One of the biggest contributors to cardiovascular disease is stress. Sarah Lavallee, a stress management specialist at Straub Medical Center’s Ornish Lifestyle Medicine program and certified yoga teacher, says that how we respond to stress can have a significant impact on our overall health and happiness. Reducing stress can lead to benefits like lowered blood pressure and heart rate, better immune system function, and reduced inflammation in the body. Lavallee shared some tips on how to manage stress to keep our hearts healthy.

Be conscious of your breath. Since breathing links the mind with the body, one of the quickest and easiest ways to control stress is to control your breath. Breathing slowly and deeply signals our body to relax. There are lots of easy breathing exercises you can do to calm your mind and body. You can try alternate nostril breathing,  extended exhalation, or simply focus on the breath as it enters and exits the nose. Try softening the insides of your nostrils and see if you can experience the breath floating in and out of the nose instead of forcefully pushing the air in and out.

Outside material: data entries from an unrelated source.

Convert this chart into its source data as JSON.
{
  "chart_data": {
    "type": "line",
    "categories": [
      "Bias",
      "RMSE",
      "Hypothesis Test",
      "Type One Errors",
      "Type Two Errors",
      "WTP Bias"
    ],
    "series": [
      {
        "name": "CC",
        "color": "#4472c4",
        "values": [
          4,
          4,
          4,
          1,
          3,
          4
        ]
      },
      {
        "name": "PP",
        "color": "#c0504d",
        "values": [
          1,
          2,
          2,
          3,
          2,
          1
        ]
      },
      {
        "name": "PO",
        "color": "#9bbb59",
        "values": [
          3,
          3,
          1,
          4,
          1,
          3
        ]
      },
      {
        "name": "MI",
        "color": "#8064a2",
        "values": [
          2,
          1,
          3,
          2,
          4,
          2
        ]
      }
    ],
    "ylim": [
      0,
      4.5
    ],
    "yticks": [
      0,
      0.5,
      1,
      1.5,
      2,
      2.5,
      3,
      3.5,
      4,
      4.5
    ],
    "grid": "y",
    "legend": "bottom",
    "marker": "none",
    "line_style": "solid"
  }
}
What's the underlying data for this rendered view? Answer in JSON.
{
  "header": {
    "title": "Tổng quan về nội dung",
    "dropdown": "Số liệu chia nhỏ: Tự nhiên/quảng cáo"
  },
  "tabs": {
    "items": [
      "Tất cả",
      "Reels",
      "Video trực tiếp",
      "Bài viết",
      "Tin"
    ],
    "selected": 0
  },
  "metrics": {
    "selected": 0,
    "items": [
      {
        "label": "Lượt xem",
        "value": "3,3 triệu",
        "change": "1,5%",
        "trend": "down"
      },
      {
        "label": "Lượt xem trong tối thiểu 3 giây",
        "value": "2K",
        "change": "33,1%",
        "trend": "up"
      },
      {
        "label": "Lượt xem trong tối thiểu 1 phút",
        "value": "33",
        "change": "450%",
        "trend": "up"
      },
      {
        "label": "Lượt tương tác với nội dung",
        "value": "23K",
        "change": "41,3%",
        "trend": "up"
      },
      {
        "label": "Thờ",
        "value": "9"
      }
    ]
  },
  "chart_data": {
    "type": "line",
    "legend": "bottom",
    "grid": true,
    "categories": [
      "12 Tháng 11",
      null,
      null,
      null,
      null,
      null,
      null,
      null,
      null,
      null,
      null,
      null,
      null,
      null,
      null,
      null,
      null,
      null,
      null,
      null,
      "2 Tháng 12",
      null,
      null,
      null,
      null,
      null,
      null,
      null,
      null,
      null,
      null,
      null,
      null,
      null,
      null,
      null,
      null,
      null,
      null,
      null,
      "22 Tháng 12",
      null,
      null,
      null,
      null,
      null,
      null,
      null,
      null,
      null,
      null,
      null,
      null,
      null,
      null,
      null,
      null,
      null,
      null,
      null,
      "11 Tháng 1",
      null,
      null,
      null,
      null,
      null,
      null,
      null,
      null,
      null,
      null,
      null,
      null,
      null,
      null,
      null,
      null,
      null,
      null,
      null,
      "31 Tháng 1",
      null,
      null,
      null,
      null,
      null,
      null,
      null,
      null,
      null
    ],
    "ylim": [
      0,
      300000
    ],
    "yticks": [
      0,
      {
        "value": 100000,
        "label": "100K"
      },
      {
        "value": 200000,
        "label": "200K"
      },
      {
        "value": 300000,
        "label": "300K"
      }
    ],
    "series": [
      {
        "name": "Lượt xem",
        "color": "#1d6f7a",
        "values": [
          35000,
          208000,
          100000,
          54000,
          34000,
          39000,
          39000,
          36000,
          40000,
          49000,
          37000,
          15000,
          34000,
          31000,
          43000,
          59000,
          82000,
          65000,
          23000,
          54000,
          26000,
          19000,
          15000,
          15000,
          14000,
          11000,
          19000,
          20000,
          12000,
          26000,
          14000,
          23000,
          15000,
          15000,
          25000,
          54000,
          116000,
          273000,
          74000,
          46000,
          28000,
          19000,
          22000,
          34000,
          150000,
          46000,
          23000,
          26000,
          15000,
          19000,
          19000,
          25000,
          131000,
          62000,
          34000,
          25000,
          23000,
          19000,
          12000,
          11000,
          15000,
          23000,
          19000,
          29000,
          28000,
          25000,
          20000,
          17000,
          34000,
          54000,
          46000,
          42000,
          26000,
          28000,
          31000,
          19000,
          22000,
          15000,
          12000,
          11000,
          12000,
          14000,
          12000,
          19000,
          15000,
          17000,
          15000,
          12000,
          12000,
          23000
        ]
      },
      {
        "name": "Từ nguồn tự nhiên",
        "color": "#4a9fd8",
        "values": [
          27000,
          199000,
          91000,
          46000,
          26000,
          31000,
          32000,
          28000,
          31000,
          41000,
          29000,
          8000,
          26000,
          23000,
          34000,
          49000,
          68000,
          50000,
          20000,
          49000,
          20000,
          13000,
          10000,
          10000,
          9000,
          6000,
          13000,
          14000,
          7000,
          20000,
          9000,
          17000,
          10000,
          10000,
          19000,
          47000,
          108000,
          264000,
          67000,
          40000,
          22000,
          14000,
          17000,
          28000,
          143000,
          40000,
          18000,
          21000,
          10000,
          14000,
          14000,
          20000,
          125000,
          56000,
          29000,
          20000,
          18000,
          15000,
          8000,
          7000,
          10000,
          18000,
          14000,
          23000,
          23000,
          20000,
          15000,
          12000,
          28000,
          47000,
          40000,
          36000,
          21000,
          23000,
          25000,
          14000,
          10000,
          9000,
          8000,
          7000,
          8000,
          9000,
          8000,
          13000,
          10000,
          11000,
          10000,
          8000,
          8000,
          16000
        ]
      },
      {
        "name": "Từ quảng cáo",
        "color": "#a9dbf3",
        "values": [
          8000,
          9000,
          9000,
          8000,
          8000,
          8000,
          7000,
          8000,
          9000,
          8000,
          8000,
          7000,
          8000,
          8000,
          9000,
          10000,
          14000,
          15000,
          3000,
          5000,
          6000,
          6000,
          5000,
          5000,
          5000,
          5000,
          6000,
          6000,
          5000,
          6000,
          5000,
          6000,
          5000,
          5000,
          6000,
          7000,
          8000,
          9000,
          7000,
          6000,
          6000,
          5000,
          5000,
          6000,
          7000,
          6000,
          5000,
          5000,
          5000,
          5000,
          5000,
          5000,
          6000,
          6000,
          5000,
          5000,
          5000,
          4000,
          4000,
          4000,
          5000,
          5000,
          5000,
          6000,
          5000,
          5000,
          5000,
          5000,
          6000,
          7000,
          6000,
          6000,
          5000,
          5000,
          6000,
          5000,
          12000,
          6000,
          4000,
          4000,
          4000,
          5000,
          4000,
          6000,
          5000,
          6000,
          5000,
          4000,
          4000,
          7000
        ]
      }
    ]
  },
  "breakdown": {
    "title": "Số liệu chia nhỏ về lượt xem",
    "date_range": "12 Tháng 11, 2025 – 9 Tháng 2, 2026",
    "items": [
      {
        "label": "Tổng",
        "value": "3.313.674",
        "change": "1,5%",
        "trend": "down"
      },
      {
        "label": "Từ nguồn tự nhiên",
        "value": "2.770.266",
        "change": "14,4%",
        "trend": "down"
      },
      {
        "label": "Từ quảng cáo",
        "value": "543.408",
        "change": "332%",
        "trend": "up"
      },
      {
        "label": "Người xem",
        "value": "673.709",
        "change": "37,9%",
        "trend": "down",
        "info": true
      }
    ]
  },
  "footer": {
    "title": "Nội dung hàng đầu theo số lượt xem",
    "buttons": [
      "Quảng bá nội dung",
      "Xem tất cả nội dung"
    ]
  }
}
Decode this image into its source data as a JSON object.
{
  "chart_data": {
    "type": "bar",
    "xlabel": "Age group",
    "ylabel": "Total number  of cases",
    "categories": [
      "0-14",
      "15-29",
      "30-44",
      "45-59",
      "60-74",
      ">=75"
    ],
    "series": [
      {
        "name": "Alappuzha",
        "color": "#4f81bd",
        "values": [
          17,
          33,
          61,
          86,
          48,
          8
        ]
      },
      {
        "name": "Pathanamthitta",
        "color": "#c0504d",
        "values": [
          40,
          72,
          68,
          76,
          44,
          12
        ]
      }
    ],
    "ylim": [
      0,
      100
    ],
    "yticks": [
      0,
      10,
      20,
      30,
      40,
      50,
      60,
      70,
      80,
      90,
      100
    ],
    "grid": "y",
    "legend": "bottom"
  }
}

This practice may help you sense the connection between your breath and your body.

Practice positive and healing imagery. When we worry, it’s easy to imagine the worst case scenario or an awful outcome. However, this negative imagery triggers the body to release stress hormones to protect us from our perceived danger. Practicing positive imagery can actually change our physiological and psychological responses, helping to save our energy so we can spend it on the things we care about. Learn more about the benefits of positive self-talk and how yoga can help you manage anxiety.

If you’re feeling overwhelmed, just remember that the AHA estimates that even modest changes to your diet and lifestyle can improve your heart health and lower your risk of cardiovascular disease by as much as 80 percent. Small changes can go a long way toward reducing your stress and improving your heart health.